Depeche Mode are back, but not just on stage. Their new concert film, Depeche Mode: M, is set to hit cinemas worldwide in late 2025, bringing the energy of their Memento Mori tour to the big screen. Directed by acclaimed Mexican filmmaker Fernando Frías de la Parra (I’m No Longer Here, I Don’t Expect Anyone to Believe Me), the movie captures three 2023 performances at Mexico City’s Foro Sol, witnessed by nearly 200,000 fans.
But M isn’t just a concert film, it’s layered in culture. Frías weaves together live performances with rich, reflective footage that explores Mexico’s intimate relationship with death – think Día de los Muertos, Aztec iconography, and candlelit vigils, touching on the album’s themes of mortality. It’s a cinematic fusion of music and mortality, capturing how Depeche Mode’s lyrical exploration of mortality finds resonance in Mexican cultural traditions.

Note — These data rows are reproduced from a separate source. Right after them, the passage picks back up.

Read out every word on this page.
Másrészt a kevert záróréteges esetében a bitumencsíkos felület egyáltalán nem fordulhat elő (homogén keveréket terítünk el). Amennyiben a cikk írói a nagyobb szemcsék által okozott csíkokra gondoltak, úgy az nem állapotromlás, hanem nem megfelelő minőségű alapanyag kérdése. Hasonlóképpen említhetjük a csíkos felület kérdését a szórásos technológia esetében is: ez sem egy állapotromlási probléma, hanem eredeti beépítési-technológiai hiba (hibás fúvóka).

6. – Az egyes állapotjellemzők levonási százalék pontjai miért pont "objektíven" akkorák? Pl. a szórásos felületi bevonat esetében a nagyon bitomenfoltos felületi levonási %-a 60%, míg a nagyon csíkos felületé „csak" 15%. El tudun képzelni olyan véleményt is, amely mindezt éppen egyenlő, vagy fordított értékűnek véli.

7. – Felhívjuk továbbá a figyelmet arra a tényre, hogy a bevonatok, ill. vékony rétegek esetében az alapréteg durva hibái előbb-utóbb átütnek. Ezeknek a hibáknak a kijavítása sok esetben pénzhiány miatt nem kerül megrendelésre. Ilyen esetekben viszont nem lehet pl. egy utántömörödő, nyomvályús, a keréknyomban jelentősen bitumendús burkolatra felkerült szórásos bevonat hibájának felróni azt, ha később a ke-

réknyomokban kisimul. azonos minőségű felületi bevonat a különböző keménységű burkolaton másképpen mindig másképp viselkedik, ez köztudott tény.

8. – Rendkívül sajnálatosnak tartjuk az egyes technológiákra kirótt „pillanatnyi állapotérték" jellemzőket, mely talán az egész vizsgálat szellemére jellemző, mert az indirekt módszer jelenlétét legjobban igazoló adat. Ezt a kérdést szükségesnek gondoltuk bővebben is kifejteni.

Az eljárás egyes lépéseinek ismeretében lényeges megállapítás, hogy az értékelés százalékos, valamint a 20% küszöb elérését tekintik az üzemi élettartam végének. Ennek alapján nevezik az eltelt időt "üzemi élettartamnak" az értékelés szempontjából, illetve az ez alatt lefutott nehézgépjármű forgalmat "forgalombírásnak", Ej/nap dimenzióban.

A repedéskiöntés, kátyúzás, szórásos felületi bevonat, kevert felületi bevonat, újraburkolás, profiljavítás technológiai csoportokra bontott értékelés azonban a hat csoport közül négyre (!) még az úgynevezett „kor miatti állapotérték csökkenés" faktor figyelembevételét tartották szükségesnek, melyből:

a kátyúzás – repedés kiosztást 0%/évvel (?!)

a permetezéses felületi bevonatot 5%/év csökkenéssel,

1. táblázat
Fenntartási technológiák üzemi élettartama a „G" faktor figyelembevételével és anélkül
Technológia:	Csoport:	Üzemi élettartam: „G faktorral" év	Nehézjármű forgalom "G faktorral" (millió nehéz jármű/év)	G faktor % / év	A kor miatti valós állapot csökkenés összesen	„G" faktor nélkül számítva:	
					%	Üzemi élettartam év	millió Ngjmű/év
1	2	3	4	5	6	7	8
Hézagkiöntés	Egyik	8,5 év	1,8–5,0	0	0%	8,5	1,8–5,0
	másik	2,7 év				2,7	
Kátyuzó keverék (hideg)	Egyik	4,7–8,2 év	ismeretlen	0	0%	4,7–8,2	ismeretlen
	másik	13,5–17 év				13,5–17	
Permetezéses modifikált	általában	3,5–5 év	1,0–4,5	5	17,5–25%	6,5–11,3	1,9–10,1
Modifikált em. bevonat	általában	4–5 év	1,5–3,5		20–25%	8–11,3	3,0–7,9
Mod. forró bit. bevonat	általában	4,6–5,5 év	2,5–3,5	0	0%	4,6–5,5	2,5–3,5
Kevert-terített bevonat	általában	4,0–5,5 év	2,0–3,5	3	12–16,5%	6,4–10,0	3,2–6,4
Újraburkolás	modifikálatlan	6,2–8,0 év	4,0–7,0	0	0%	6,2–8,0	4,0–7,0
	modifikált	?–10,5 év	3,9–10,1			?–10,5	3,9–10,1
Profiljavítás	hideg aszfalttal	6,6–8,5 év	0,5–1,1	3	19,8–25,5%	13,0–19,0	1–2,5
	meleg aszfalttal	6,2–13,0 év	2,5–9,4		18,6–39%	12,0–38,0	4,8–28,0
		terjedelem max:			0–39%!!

Depeche Mode frontman Dave Gahan said in a statement, “At its core, M is about the deep connection between music, culture, and people, and Fernando Frías did a beautiful job telling that story through the lens of Mexican culture and our shows in Mexico City”. It’s a nod to how universal themes: life, loss, transcendence, can be expressed through the pairing of two powerful art forms. Premiering at Tribeca Film Festival in June 2025, the film received an enthusiastic reception. Critics praised its “expressive and dynamic cinematic” approach, noting emotional live sequences set within in a broader cultural landscape.
The movie is formatted for IMAX and global cinema release starting October 28, 2025, through Sony Music Vision, Trafalgar Releasing, and special event partners. It will be shown in over 2,500 theatres across more than 60 countries, a sign of the band’s enduring international reach.
The circumstances surrounding the release of M is deeply poignant. It’s the first major cinematic project released after the death of founding member Andy Fletcher in 2022. The emotional undercurrents of Memento Mori, a title meaning “remember you must die”, are already woven into the album, but here they’re reframed within Mexico’s cultural lens.